I dragged him to the bathroom, propped him up on the toilet lid, and turned on the shower. The steam quickly fogged my glasses and the mirror.
The big one shook his coughing head vehemently. "I don't want a shower!"
"You're not getting a shower," I said, still squinting in the sudden brightness of the over-the-mirror lights. "Just breathe in the steam."
He did his best to breathe it in, but his lungs seemed unwilling to open their gates. In spite of the croupy bark of the cough, I started to bet that this was asthma. So, having an albuterol inhaler from his brother and knowing that he'd been treated with albuterol in the past, I gave him two puffs.
Moments after the first puff, his cough became productive. Fifteen minutes after the second puff, and his breathing was near effortless.
But we had a new problem. Albuterol makes a person jittery. It raises their heartrate, increases anxiety, and makes it very hard to sit still. Apply those side effects to a child that's already hyperactive. Can you picture my living room at 6:00 AM? If you're visualizing the walking dead in close quarters with a ping pong ball on crack, you've done a pretty good job.
Two hours later, we were at the doctor's office. The big one was still very hyped up. It was hard to catch what he was saying as he announced to the receptionist as I was signing in, "I'm BJ and I'm home sick today because I can't breathe and Mom says that means no video games and only educational shows like math ones and National Geographic and I hate that breathing medicine and Mom says I don't have to go back to school today even if I can breathe now because she doesn't trust it and do you have a bathroom because I need to use it now and it's really hot in here did you know that?"
They led us back to an exam room quickly, which was good because it was easier to contain the ping pong ball in there, even though it meant that he hit the walls more often.
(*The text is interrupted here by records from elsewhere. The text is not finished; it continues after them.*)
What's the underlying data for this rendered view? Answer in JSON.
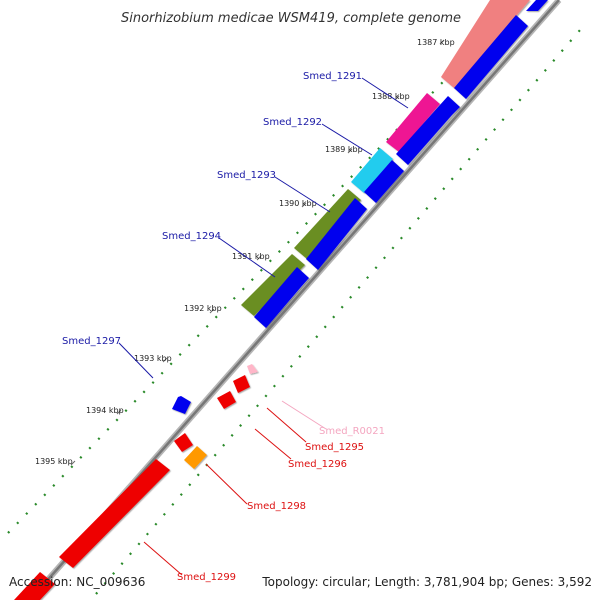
{
  "title": "Sinorhizobium medicae WSM419, complete genome",
  "footer": {
    "accession": "Accession: NC_009636",
    "topology": "Topology: circular; Length: 3,781,904 bp; Genes: 3,592"
  },
  "kbp_labels": [
    "1387 kbp",
    "1388 kbp",
    "1389 kbp",
    "1390 kbp",
    "1391 kbp",
    "1392 kbp",
    "1393 kbp",
    "1394 kbp",
    "1395 kbp"
  ],
  "genes": [
    {
      "id": "Smed_1291",
      "color": "#1a1aa6"
    },
    {
      "id": "Smed_1292",
      "color": "#1a1aa6"
    },
    {
      "id": "Smed_1293",
      "color": "#1a1aa6"
    },
    {
      "id": "Smed_1294",
      "color": "#1a1aa6"
    },
    {
      "id": "Smed_1297",
      "color": "#1a1aa6"
    },
    {
      "id": "Smed_R0021",
      "color": "#f4a6c0"
    },
    {
      "id": "Smed_1295",
      "color": "#dd1111"
    },
    {
      "id": "Smed_1296",
      "color": "#dd1111"
    },
    {
      "id": "Smed_1298",
      "color": "#dd1111"
    },
    {
      "id": "Smed_1299",
      "color": "#dd1111"
    }
  ],
  "colors": {
    "backbone": "#888888",
    "forward_cds": "#0000ee",
    "cog_salmon": "#f08080",
    "cog_magenta": "#ee1493",
    "cog_cyan": "#22ccee",
    "cog_olive": "#6b8e23",
    "reverse_cds": "#ee0000",
    "orange": "#ff9900",
    "rna": "#ffb6c8",
    "tick": "#228b22"
  }
}
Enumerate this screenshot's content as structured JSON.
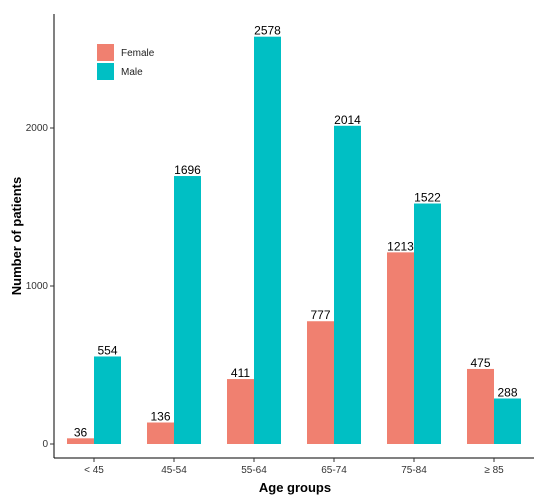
{
  "chart_data": {
    "type": "bar",
    "xlabel": "Age groups",
    "ylabel": "Number of patients",
    "categories": [
      "< 45",
      "45-54",
      "55-64",
      "65-74",
      "75-84",
      "≥ 85"
    ],
    "series": [
      {
        "name": "Female",
        "values": [
          36,
          136,
          411,
          777,
          1213,
          475
        ],
        "color": "#F08070"
      },
      {
        "name": "Male",
        "values": [
          554,
          1696,
          2578,
          2014,
          1522,
          288
        ],
        "color": "#00BFC4"
      }
    ],
    "ylim": [
      0,
      2700
    ],
    "yticks": [
      0,
      1000,
      2000
    ],
    "grid": false,
    "legend_position": "top-left"
  }
}
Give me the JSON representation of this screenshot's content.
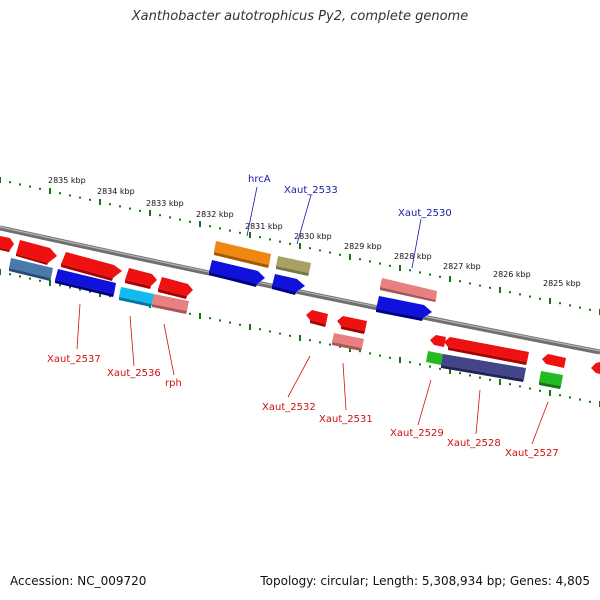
{
  "title": "Xanthobacter autotrophicus Py2, complete genome",
  "footer": {
    "accession": "Accession: NC_009720",
    "stats": "Topology: circular; Length: 5,308,934 bp; Genes: 4,805"
  },
  "scale": {
    "positions_kbp": [
      2835,
      2834,
      2833,
      2832,
      2831,
      2830,
      2829,
      2828,
      2827,
      2826,
      2825
    ],
    "labels": [
      "2835 kbp",
      "2834 kbp",
      "2833 kbp",
      "2832 kbp",
      "2831 kbp",
      "2830 kbp",
      "2829 kbp",
      "2828 kbp",
      "2827 kbp",
      "2826 kbp",
      "2825 kbp"
    ]
  },
  "colors": {
    "red": "#ee1111",
    "pink": "#e88080",
    "blue": "#1111dd",
    "steel": "#4a7aaa",
    "cyan": "#11bbee",
    "orange": "#ee8811",
    "olive": "#aaa066",
    "green": "#22bb22",
    "navy": "#444488",
    "axis": "#888888",
    "ticks": "#117711"
  },
  "labels_top": [
    "hrcA",
    "Xaut_2533",
    "Xaut_2530"
  ],
  "labels_bottom": [
    "Xaut_2537",
    "Xaut_2536",
    "rph",
    "Xaut_2532",
    "Xaut_2531",
    "Xaut_2529",
    "Xaut_2528",
    "Xaut_2527"
  ]
}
Divested of his winter coat, he was freer to move and was over the chair, under the chair, spinning on the doctor's seat, checking out how the computer cords wound through the garrotte and plugged into the power bar, and hanging off the end of the examination table to study (upside down) how the sanitary paper was wound and attached.
"Where is he?" the nurse asked as she entered the room. I pointed below the table where the big one had locked his body up underneath. He jumped out.
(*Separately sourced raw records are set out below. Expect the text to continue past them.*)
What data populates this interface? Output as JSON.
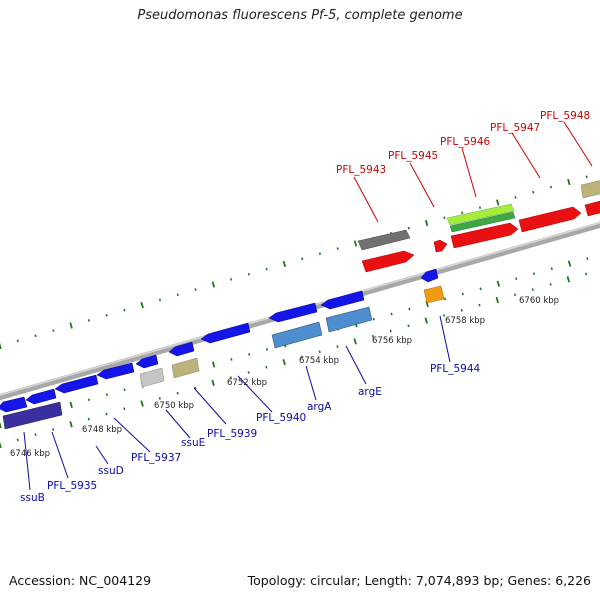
{
  "title": "Pseudomonas fluorescens Pf-5, complete genome",
  "footer": {
    "accession": "Accession: NC_004129",
    "summary": "Topology: circular; Length: 7,074,893 bp; Genes: 6,226"
  },
  "scale_labels": [
    "6746 kbp",
    "6748 kbp",
    "6750 kbp",
    "6752 kbp",
    "6754 kbp",
    "6756 kbp",
    "6758 kbp",
    "6760 kbp"
  ],
  "genes_forward_labels": [
    "PFL_5943",
    "PFL_5945",
    "PFL_5946",
    "PFL_5947",
    "PFL_5948"
  ],
  "genes_reverse_labels": [
    "ssuB",
    "PFL_5935",
    "ssuD",
    "PFL_5937",
    "ssuE",
    "PFL_5939",
    "PFL_5940",
    "argA",
    "argE",
    "PFL_5944"
  ],
  "colors": {
    "forward_label": "#d00000",
    "reverse_label": "#0a0aa8",
    "backbone": "#8c8c8c",
    "tick": "#1a7a1a"
  }
}
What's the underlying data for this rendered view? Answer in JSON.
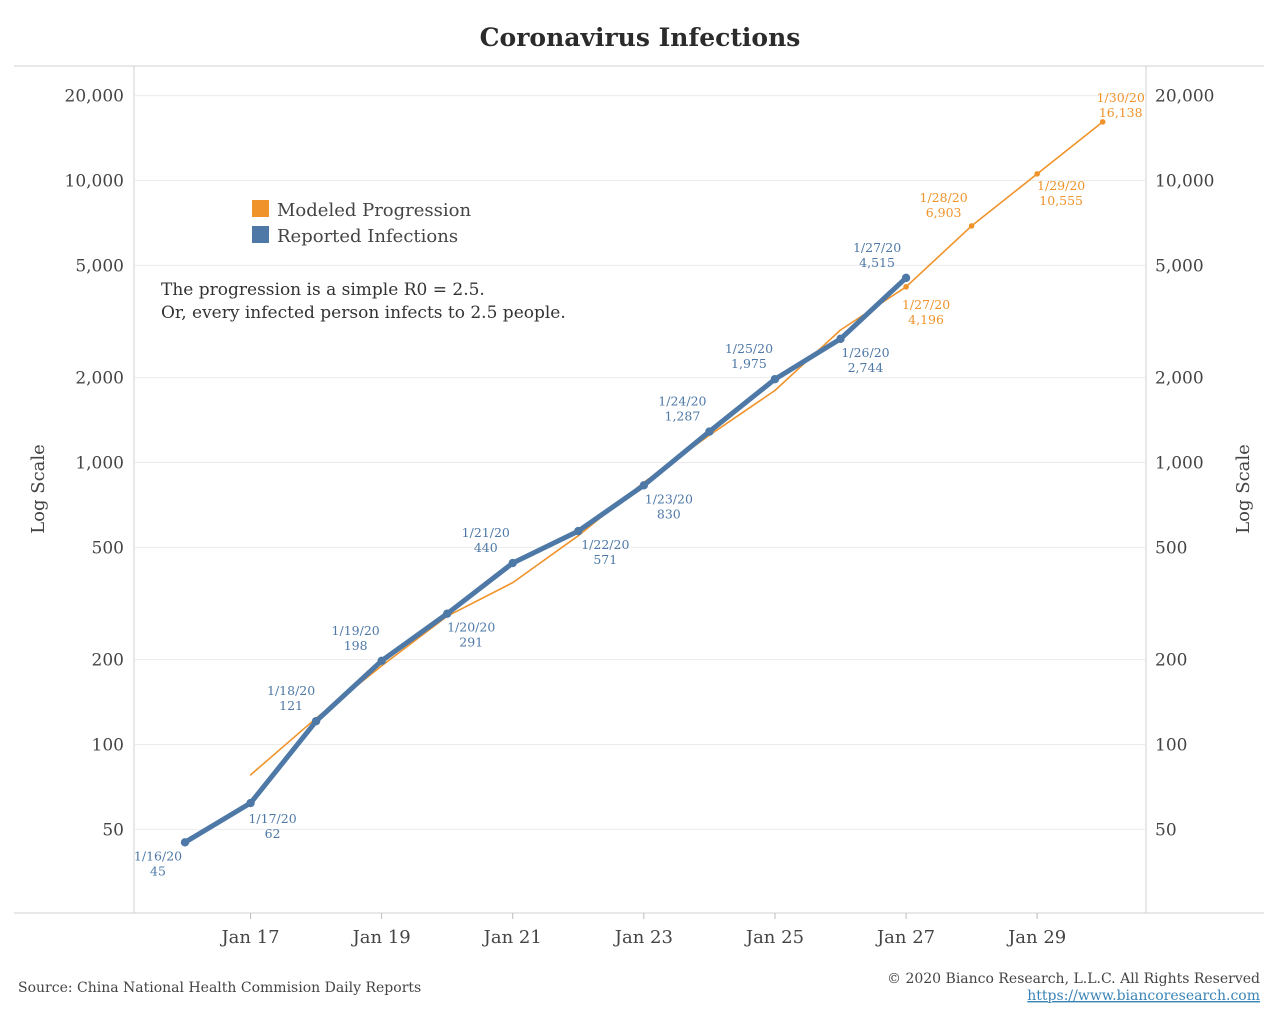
{
  "title": "Coronavirus Infections",
  "colors": {
    "modeled": "#f0932b",
    "reported": "#4e79a7",
    "grid": "#ebebeb",
    "frame": "#d0d0d0"
  },
  "legend": [
    {
      "label": "Modeled Progression",
      "color": "#f0932b"
    },
    {
      "label": "Reported Infections",
      "color": "#4e79a7"
    }
  ],
  "note": {
    "line1": "The progression is a simple R0 = 2.5.",
    "line2": "Or, every infected person infects to 2.5 people."
  },
  "footer": {
    "source": "Source: China National Health Commision Daily Reports",
    "copyright": "© 2020 Bianco Research, L.L.C. All Rights Reserved",
    "url": "https://www.biancoresearch.com"
  },
  "chart_data": {
    "type": "line",
    "title": "Coronavirus Infections",
    "ylabel": "Log Scale",
    "yscale": "log",
    "ylim": [
      30,
      25000
    ],
    "xlim": [
      "2020-01-15",
      "2020-01-31"
    ],
    "yticks": [
      {
        "value": 50,
        "label": "50"
      },
      {
        "value": 100,
        "label": "100"
      },
      {
        "value": 200,
        "label": "200"
      },
      {
        "value": 500,
        "label": "500"
      },
      {
        "value": 1000,
        "label": "1,000"
      },
      {
        "value": 2000,
        "label": "2,000"
      },
      {
        "value": 5000,
        "label": "5,000"
      },
      {
        "value": 10000,
        "label": "10,000"
      },
      {
        "value": 20000,
        "label": "20,000"
      }
    ],
    "xticks": [
      {
        "date": "2020-01-17",
        "label": "Jan 17"
      },
      {
        "date": "2020-01-19",
        "label": "Jan 19"
      },
      {
        "date": "2020-01-21",
        "label": "Jan 21"
      },
      {
        "date": "2020-01-23",
        "label": "Jan 23"
      },
      {
        "date": "2020-01-25",
        "label": "Jan 25"
      },
      {
        "date": "2020-01-27",
        "label": "Jan 27"
      },
      {
        "date": "2020-01-29",
        "label": "Jan 29"
      }
    ],
    "grid": true,
    "legend_position": "top-left",
    "series": [
      {
        "name": "Modeled Progression",
        "color": "#f0932b",
        "points": [
          {
            "x": "2020-01-17",
            "y": 78
          },
          {
            "x": "2020-01-18",
            "y": 124
          },
          {
            "x": "2020-01-19",
            "y": 190
          },
          {
            "x": "2020-01-20",
            "y": 285
          },
          {
            "x": "2020-01-21",
            "y": 375
          },
          {
            "x": "2020-01-22",
            "y": 550
          },
          {
            "x": "2020-01-23",
            "y": 850
          },
          {
            "x": "2020-01-24",
            "y": 1250
          },
          {
            "x": "2020-01-25",
            "y": 1800
          },
          {
            "x": "2020-01-26",
            "y": 2950
          },
          {
            "x": "2020-01-27",
            "y": 4196,
            "label": [
              "1/27/20",
              "4,196"
            ]
          },
          {
            "x": "2020-01-28",
            "y": 6903,
            "label": [
              "1/28/20",
              "6,903"
            ]
          },
          {
            "x": "2020-01-29",
            "y": 10555,
            "label": [
              "1/29/20",
              "10,555"
            ]
          },
          {
            "x": "2020-01-30",
            "y": 16138,
            "label": [
              "1/30/20",
              "16,138"
            ]
          }
        ]
      },
      {
        "name": "Reported Infections",
        "color": "#4e79a7",
        "points": [
          {
            "x": "2020-01-16",
            "y": 45,
            "label": [
              "1/16/20",
              "45"
            ]
          },
          {
            "x": "2020-01-17",
            "y": 62,
            "label": [
              "1/17/20",
              "62"
            ]
          },
          {
            "x": "2020-01-18",
            "y": 121,
            "label": [
              "1/18/20",
              "121"
            ]
          },
          {
            "x": "2020-01-19",
            "y": 198,
            "label": [
              "1/19/20",
              "198"
            ]
          },
          {
            "x": "2020-01-20",
            "y": 291,
            "label": [
              "1/20/20",
              "291"
            ]
          },
          {
            "x": "2020-01-21",
            "y": 440,
            "label": [
              "1/21/20",
              "440"
            ]
          },
          {
            "x": "2020-01-22",
            "y": 571,
            "label": [
              "1/22/20",
              "571"
            ]
          },
          {
            "x": "2020-01-23",
            "y": 830,
            "label": [
              "1/23/20",
              "830"
            ]
          },
          {
            "x": "2020-01-24",
            "y": 1287,
            "label": [
              "1/24/20",
              "1,287"
            ]
          },
          {
            "x": "2020-01-25",
            "y": 1975,
            "label": [
              "1/25/20",
              "1,975"
            ]
          },
          {
            "x": "2020-01-26",
            "y": 2744,
            "label": [
              "1/26/20",
              "2,744"
            ]
          },
          {
            "x": "2020-01-27",
            "y": 4515,
            "label": [
              "1/27/20",
              "4,515"
            ]
          }
        ]
      }
    ]
  }
}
"Gotcha!" he shouted as he danced around her. The nurse tried to face him for a bit, but after rotating a time and a half, she gave up and just turned her head.
After originally doubting my reports, the doctor did confirm it had been asthma, and, somewhat exhausted after our visit, he sent us on our way visibly relieved.
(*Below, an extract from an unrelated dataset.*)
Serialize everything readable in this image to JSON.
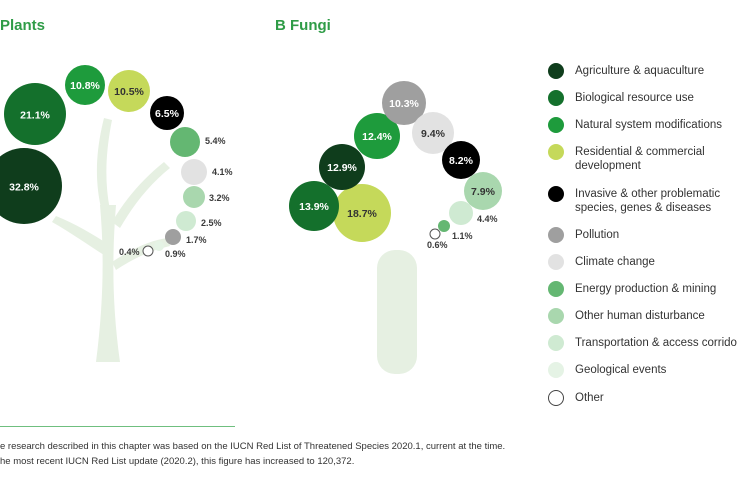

And so began a beautiful day spent with my sick-at-home eight-year-old. We read together (Goldilocks and the Three Dinosaurs and Scene of the Crime), went over math facts (multiplication), and watched those educational shows on TV.
"Do you remember the first time I ever watched Mythbusters?" he whispered in my ear. "It was magical."
And that moment--the one I was spending cuddled with my son, not the first time he watched Mythbusters--was magical. And I enjoyed (almost) every minute of it.
But it also brought something home to me, something that I fight all the time both with myself internally and externally. It is so easy for me to apply descriptors to my son: the big one, asthmatic, hyperactive, ADHD, boy, fantasy-loving. And sometimes the labels seem to take a life of their own, either demanding special treatment or special griping. But in the end, what is most important for me to remember is that these descriptors do not even come close to encapsulating my son. While they help me to deal with aspects of his personality, I don't ever want that ping pong ball on crack to be confined by the walls of the house or the restrictions of a label. And I need to draw back from them as often as I possibly can.
When all is said and done, I am raising my precious one, and that is the only thing that matters.